We lefties are often not “joiners.” Radical individualism on the left and a drive for inclusion lead to political self-marginalization. Identity politics gets in the way of solidarity politics:

On the left we have to try to convince people who are fundamentally, psychologically left-wing in their makeup, in order to get them to repeat things to convert the conflicted. And that’s very different.

So, getting back to those green bandanas. After Dobbs came down, leaders of the abortion fight in Argentina mentioned to me that they had offered a few U.S.-based reproductive rights groups green bandanas without success. Why? My guess is that they saw this as something specific to Argentina and feared wearing the bandanas would amount to cultural appropriation. Of course it’s a political symbol, not a cultural symbol.
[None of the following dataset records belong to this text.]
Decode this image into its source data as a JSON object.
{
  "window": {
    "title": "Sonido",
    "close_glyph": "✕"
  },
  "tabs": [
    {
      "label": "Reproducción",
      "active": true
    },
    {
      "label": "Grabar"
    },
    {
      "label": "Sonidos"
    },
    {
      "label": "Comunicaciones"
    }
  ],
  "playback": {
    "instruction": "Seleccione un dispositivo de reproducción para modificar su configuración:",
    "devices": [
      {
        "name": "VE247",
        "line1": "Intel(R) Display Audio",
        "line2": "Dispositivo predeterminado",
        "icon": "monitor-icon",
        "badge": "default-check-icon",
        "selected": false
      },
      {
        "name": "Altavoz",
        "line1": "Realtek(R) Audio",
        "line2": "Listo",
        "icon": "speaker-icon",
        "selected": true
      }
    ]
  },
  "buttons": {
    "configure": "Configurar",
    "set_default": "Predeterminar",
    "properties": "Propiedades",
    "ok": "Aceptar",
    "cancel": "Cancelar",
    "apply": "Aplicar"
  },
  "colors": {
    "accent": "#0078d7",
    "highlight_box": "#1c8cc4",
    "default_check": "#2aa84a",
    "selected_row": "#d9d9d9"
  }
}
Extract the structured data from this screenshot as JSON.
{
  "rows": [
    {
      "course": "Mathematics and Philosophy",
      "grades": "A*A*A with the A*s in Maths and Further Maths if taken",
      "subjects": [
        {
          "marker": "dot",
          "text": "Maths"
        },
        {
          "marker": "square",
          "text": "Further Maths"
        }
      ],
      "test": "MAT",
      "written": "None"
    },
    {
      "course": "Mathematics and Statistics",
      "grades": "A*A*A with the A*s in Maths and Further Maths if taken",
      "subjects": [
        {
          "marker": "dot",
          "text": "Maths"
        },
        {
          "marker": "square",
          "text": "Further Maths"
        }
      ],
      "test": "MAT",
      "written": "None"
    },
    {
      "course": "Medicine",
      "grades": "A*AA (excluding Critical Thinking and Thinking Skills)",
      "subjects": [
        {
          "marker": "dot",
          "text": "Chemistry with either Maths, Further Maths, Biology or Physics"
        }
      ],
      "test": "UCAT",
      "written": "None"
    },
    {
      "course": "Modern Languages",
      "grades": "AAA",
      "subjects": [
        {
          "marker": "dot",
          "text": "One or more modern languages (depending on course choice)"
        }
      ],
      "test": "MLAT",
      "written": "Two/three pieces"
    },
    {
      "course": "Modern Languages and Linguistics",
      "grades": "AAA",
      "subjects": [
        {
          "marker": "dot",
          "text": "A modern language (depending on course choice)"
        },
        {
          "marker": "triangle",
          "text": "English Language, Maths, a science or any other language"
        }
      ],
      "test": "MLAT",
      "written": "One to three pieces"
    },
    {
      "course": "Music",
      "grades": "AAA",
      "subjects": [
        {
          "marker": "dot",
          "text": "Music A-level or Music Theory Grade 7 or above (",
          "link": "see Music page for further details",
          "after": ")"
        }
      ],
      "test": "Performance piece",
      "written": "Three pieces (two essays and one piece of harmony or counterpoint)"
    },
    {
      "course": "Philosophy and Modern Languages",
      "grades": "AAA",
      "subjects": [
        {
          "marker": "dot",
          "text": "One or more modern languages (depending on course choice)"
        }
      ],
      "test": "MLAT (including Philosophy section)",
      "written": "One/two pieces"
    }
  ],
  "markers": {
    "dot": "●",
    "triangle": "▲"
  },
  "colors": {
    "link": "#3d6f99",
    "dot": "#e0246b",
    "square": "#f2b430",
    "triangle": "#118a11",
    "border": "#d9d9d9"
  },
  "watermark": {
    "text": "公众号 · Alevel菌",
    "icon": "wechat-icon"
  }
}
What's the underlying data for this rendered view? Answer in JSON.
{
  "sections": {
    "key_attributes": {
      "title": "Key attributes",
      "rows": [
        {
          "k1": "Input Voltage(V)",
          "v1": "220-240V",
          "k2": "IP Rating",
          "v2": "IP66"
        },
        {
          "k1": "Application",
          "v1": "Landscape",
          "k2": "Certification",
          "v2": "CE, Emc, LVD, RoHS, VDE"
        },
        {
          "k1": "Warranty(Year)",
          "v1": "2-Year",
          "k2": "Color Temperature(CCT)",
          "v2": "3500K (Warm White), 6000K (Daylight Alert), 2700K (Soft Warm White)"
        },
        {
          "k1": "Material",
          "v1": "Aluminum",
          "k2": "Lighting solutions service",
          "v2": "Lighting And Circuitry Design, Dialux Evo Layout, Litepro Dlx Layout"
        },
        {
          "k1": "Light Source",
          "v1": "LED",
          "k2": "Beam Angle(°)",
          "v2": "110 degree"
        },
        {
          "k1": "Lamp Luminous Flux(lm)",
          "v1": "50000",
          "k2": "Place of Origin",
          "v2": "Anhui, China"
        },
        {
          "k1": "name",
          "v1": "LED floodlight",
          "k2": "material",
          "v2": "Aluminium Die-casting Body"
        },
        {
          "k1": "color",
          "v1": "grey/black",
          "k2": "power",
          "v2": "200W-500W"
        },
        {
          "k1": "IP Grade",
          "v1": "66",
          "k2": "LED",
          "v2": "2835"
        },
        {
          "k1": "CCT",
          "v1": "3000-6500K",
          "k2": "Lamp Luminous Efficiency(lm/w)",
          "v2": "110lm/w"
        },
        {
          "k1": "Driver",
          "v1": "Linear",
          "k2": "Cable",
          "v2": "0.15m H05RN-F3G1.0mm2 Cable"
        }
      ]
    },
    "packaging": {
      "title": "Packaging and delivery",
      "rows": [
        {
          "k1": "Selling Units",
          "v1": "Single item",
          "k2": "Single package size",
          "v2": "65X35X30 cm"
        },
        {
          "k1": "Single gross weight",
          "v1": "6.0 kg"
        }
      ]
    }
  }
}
So you saw only a few green bandanas at the protests following Dobbs, and though since 2023 more folks have adopted it, we haven’t made it the thing. It’s used by some smaller groups, and individuals who’ve traveled to Latin America and brought it back (I wore mine when I managed to get great seats for a Warriors game).

It’s not enough signal to break through the noise. Only repetition does that, verbally and visually And mass adoption also would have extended visible solidarity with campaigners for this same cause not just in Argentina, but in Colombia, Mexico, and parts of Central America. It’s a missed opportunity.

So, what happened to those pink pussyhats that were everywhere during the 2017 Women’s March? By 2018, they’d begun to disappear, explained The Detroit Free Press:

The reason: The sentiment that the pink pussyhat excludes and is offensive to transgender women and gender nonbinary people who don’t have typical female genitalia and to women of color because their genitals are more likely to be brown than pink.

“I personally won’t wear one because if it hurts even a few people’s feelings, then I don’t feel like it’s unifying,” said Phoebe Hopps, founder and president of Women’s March Michigan and organizer of anniversary marches Jan. 21 in Lansing and Marquette.

Sometimes we can’t get out of our own way.